Concept Component Analysis: A Principled Approach for Concept Extraction in LLMs

Developing human understandable interpretation of large language models (LLMs) becomes increasingly critical for their deployment in essential domains. Mechanistic interpretability seeks to mitigate the issues through extracts human-interpretable process and concepts from LLMs' activations. Sparse autoencoders (SAEs) have emerged as a popular approach for extracting interpretable and monosemantic concepts by decomposing the LLM internal representations into a dictionary. Despite their empirical progress, SAEs suffer from a fundamental theoretical ambiguity: the well-defined correspondence between LLM representations and human-interpretable concepts remains unclear. This lack of theoretical grounding gives rise to several methodological challenges, including difficulties in principled method design and evaluation criteria. In this work, we show that, under mild assumptions, LLM representations can be approximated as a {linear mixture} of the log-posteriors over concepts given the input context, through the lens of a latent variable model where concepts are treated as latent variables. This motivates a principled framework for concept extraction, namely Concept Component Analysis (ConCA), which aims to recover the log-posterior of each concept from LLM representations through a {unsupervised} linear unmixing process.

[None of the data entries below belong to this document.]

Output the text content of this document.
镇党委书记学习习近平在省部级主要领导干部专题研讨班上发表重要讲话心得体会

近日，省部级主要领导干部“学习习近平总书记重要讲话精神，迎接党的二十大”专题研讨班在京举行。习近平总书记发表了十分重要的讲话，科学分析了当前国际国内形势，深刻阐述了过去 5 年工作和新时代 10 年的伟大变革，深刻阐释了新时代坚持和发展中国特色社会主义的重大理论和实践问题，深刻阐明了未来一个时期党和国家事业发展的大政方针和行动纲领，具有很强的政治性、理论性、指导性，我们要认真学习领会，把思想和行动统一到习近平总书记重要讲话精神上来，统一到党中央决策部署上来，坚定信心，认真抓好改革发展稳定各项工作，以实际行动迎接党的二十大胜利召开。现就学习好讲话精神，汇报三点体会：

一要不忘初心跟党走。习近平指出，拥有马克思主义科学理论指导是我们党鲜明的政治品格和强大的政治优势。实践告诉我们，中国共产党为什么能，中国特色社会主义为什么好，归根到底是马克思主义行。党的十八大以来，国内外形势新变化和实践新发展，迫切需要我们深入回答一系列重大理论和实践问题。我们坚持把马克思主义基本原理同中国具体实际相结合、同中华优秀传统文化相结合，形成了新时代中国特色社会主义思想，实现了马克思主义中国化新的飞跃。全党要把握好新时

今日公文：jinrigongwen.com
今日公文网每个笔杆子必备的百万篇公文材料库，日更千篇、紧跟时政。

We explore a specific variant, termed sparse ConCA, which leverages a sparsity prior to address the inherent ill-posedness of the unmixing problem. We implement 12 sparse ConCA variants and demonstrate their ability to extract meaningful concepts across multiple LLMs, offering theory-backed advantages over SAEs.

翻译：为大型语言模型（LLM）开发人类可理解的解释，对于其在关键领域的部署变得日益重要。机制可解释性旨在通过从LLM的激活中提取人类可解释的过程和概念来缓解相关问题。稀疏自编码器（SAE）已成为一种流行的方法，它通过将LLM的内部表示分解为字典来提取可解释且单义的概念。尽管取得了经验性进展，但SAE存在一个根本性的理论模糊性：LLM表示与人类可解释概念之间明确定义的对应关系仍不清楚。这种理论基础的缺乏引发了几种方法论上的挑战，包括原则性方法设计和评估标准的困难。在这项工作中，我们证明，在温和的假设下，通过将概念视为潜在变量的隐变量模型视角，LLM的表示可以近似为给定输入上下文条件下概念对数后验的{线性混合}。这激发了一种原则性的概念提取框架，即概念成分分析（ConCA），其目标是通过{无监督}的线性解混过程从LLM表示中恢复每个概念的对数后验。我们探索了一种称为稀疏ConCA的特定变体，它利用稀疏性先验来解决解混问题固有的不适定性。我们实现了12种稀疏ConCA变体，并展示了它们在多种LLM中提取有意义概念的能力，提供了相较于SAE的理论支持优势。